Re[2]: [despammed] Re: odd networking problem
Monday, October 7, 2002, 3:48:39 PM, Stephen Gran (Stephen) wrote:
Stephen> This one time, at band camp, Ed McMan said:
>> Monday, October 7, 2002, 12:39:40 PM, you wrote:
>>
>> Jeff> Ed McMan, 2002-Oct-06 19:22 -0400:
>> Jeff> <snip>
>> >> Here is the weird part. This computer works fine using the same
>> >> configuration in Windows. All the other computers work fine too. I
>> >> have been trying to figure out what the problem is, so I did some
>> >> packet sniffing with ethereal on the router.
>> >>
>> >> I listened for any packets going to or from the debian machine in
>> >> question. I ran ping (some host on the internet) and let it sit. The
>> >> first two pings went through, and then it stopped. The *really* weird
>> >> part is that the machine stopped sending the pings! Well, the router
>> >> wasn't receiving them anyway. Another oddity is that running
>> >> /etc/init.d/networking restart on the workstation would fix the problem, for a few more
>> >> packets. After letting ping sit, another ping would go through about
>> >> every five minutes.
>>
>> Jeff> This is weird. A few thoughts...
>>
>> Jeff> - are there firewall rules on the router that might be limiting ICMP?
>> no, the first few go through. any other machine can also ping,
>> traceroute fine.
>> Jeff> - could system be on a bad switch port? or patch cable?
>> nope, works fine in windows.
>> Jeff> - are there errors being generated on the eth1 interface,
>> Jeff> e.g. ifconfig eth1 ? perhaps a bad NIC?
>> no errors, and it works in windows.
>>
>> This is driving me nuts ;)
Stephen> Firewall on the box in question? Sounds like something is rate-limiting
Stephen> the pings, and if the box just stops sending them, it's probably the box
Stephen> itself, rather than anything past it.

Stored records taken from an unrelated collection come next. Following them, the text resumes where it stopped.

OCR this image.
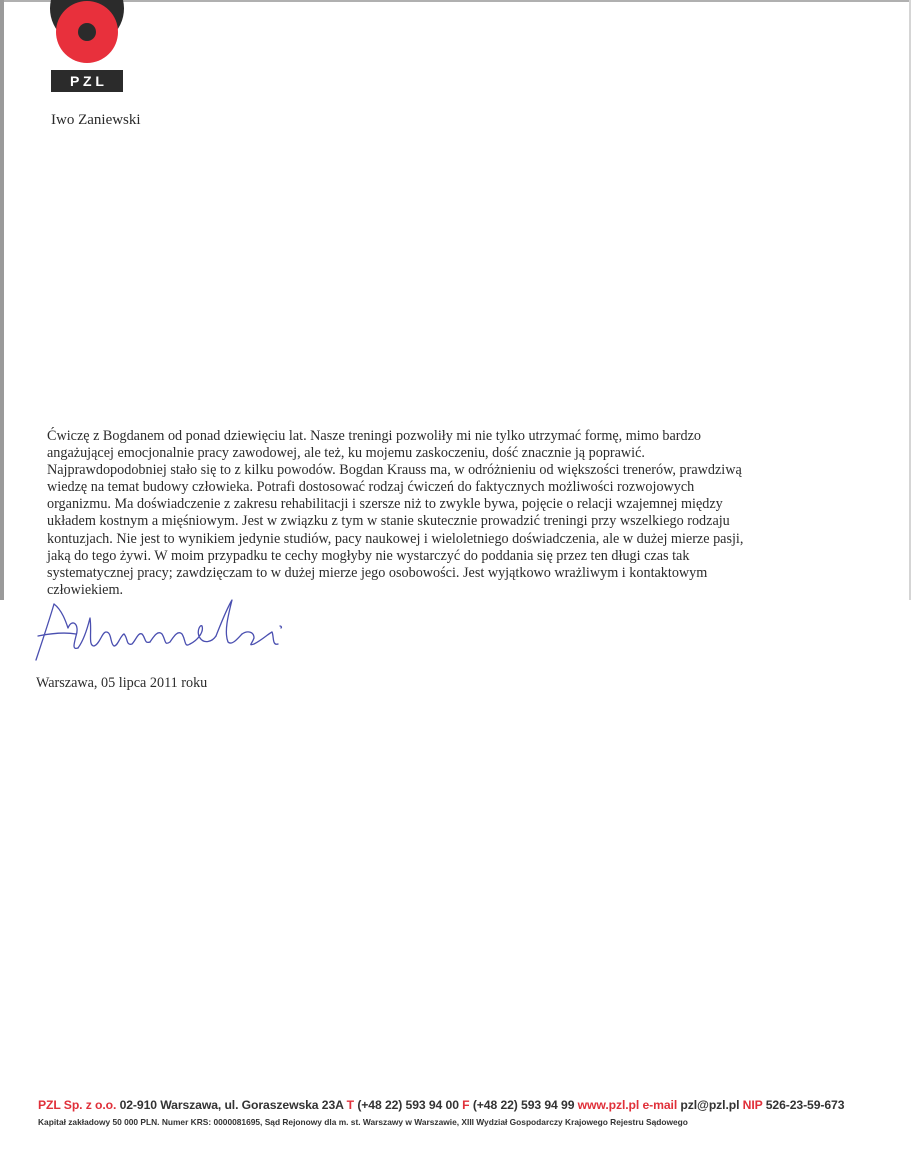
P Z L
Iwo Zaniewski
Ćwiczę z Bogdanem od ponad dziewięciu lat. Nasze treningi pozwoliły mi nie tylko utrzymać formę, mimo bardzo
angażującej emocjonalnie pracy zawodowej, ale też, ku mojemu zaskoczeniu, dość znacznie ją poprawić.
Najprawdopodobniej stało się to z kilku powodów. Bogdan Krauss ma, w odróżnieniu od większości trenerów, prawdziwą
wiedzę na temat budowy człowieka. Potrafi dostosować rodzaj ćwiczeń do faktycznych możliwości rozwojowych
organizmu. Ma doświadczenie z zakresu rehabilitacji i szersze niż to zwykle bywa, pojęcie o relacji wzajemnej między
układem kostnym a mięśniowym. Jest w związku z tym w stanie skutecznie prowadzić treningi przy wszelkiego rodzaju
kontuzjach. Nie jest to wynikiem jedynie studiów, pacy naukowej i wieloletniego doświadczenia, ale w dużej mierze pasji,
jaką do tego żywi. W moim przypadku te cechy mogłyby nie wystarczyć do poddania się przez ten długi czas tak
systematycznej pracy; zawdzięczam to w dużej mierze jego osobowości. Jest wyjątkowo wrażliwym i kontaktowym
człowiekiem.
Warszawa, 05 lipca 2011 roku
PZL Sp. z o.o. 02-910 Warszawa, ul. Goraszewska 23A T (+48 22) 593 94 00 F (+48 22) 593 94 99 www.pzl.pl e-mail pzl@pzl.pl NIP 526-23-59-673
Kapitał zakładowy 50 000 PLN. Numer KRS: 0000081695, Sąd Rejonowy dla m. st. Warszawy w Warszawie, XIII Wydział Gospodarczy Krajowego Rejestru Sądowego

No firewall. I thought at first it would be something like.. ugh, I
forgot the name *again*. Anyway, some congestion protocol in 2.4,
however it wasn't enabled.
Stephen> Other things to try (missed the beginning of this thread):
Stephen> Look at route -n - do you have more than one gateway?
Checked that out. I thought it might be learning some weird route or
something. No dice. :(
Stephen> tcpdump/etheral on the box in question at the same time as on the router
Stephen> - is the box sending packets that the router never sees?
I didn't try that. I'm going to try that now.
Stephen> pinging hosts on the internal network - does this work OK? If so, maybe
Stephen> it really is firewalling on the router.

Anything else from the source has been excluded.